# How to make your own poly skid shoes



## JLawrence08648 (Jan 15, 2017)

I did not do this but expect to.

Once the warm weather comes, or sooner, I plan to make 3 sets of skid shoes. Try them all out, see which ones work the best.

I live in an average residential development in Central NJ, 50 yrs old, 50'? 75'? wide lots by 75'? 100'? deep with 30'-40'? long, 1 or 2 car wide driveways and concrete sidewalks where some are lifting. The latter is my problem, the lips of the lifting sidewalks knock the snowblower and me.

I plan to make one with rollerblade wheels by cutting off the bottom of a skid shoe and bolting the wheel through the side using a carriage bolt.

Another with a longer bottom piece of steel like those speed skates. I'm going to weld it to the bottom of an existing skid plate with a slight bend in the front.

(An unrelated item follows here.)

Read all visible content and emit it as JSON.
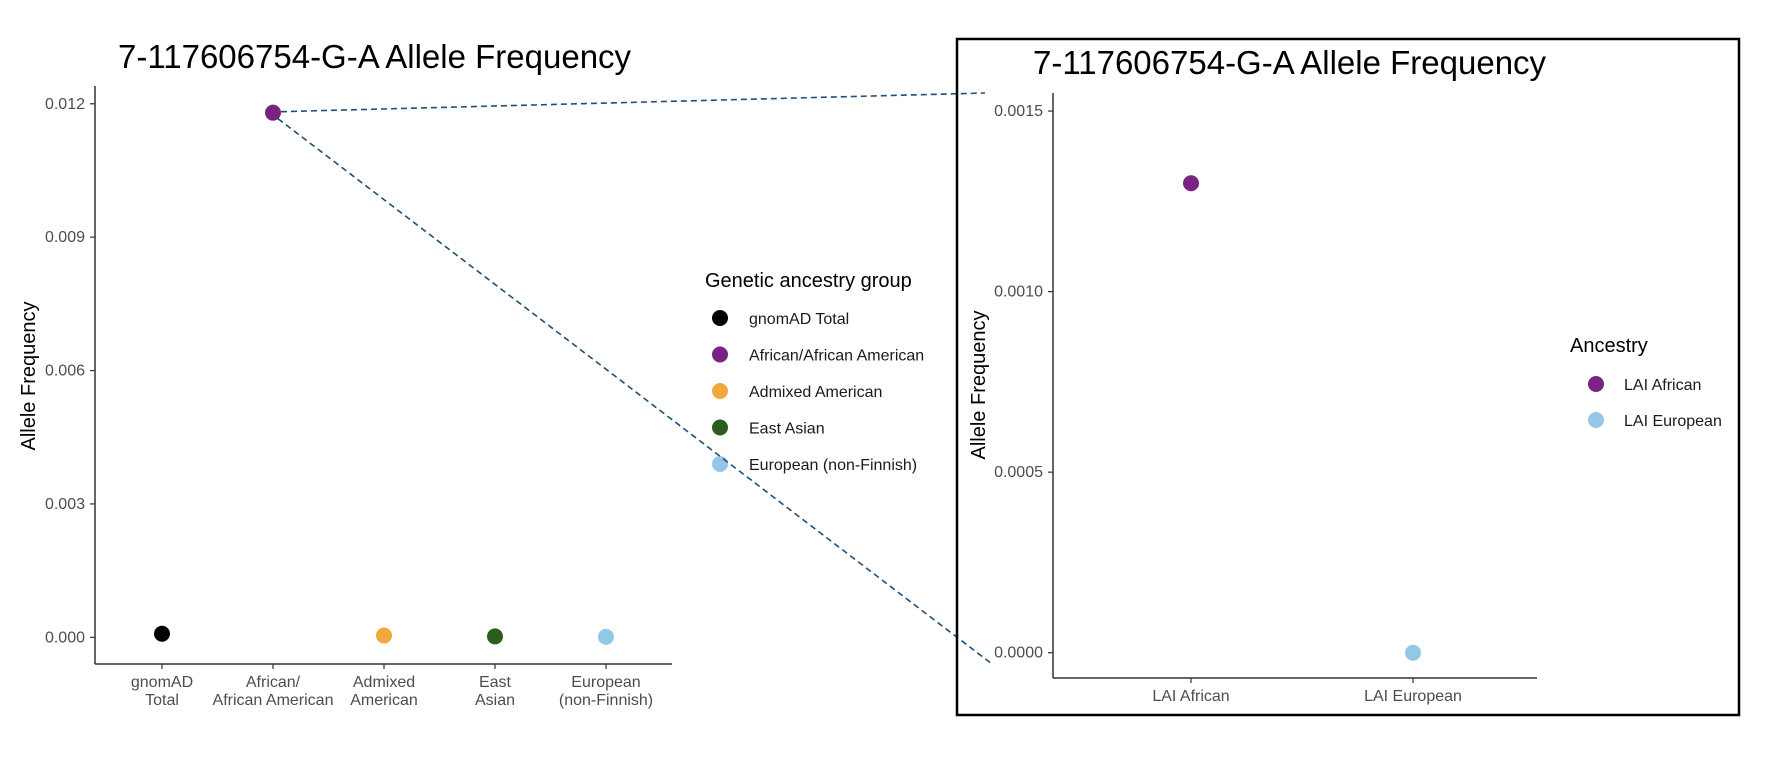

The third will be made from 1/2" thick polyethylene cutting board. I plan to cut a rectangular piece, 6" long and 4" high, bolted sideways to a skid shoe. The skid shoe will act as support, a backing plate, for the polyethylene. I will cut out the bottom of the metal skid shoe and cut two grooves in the polyethylene to allow for up and down adjustment for wear.


----------



## Jackmels (Feb 18, 2013)

I made a set for a Bobcat I had. Cut Rectangles From a Plastic Cutting Board. Didn't Look Factory, but Worked Fine.


----------



## Dannoman (Jan 16, 2018)

I like the skateboard wheel idea. Rolling is always better than skidding.


----------



## Jackmels (Feb 18, 2013)

From My Experience, the 1/2" Wide Plastic Skids Cut Right Through the Snow, and Slide Very Nicely on the Pavement. I'd think wheels Might Not Roll Very Well in the Snow.


----------



## stromr (Jul 20, 2016)

I tried wheels once, solid plastic, steel axle, ample clearance dry. Thought that would keep them from freezing up. Froze up and just skidded along when in snow. Use long Cub Cadet steel shoes now. Think I'll try the "cool blue" versions next year.


----------



## RobertHan (Feb 23, 2021)

A wheel between 54mm and 60mm diameter generally gives you better off-road capabilities. Bigger wheels provide ease while rolling over rocks, cracks, and other crevices that smaller wheels can’t handle. Installing higher trucks or risers is highly recommended, though, as bigger wheels are prone to catching wheel bite.


----------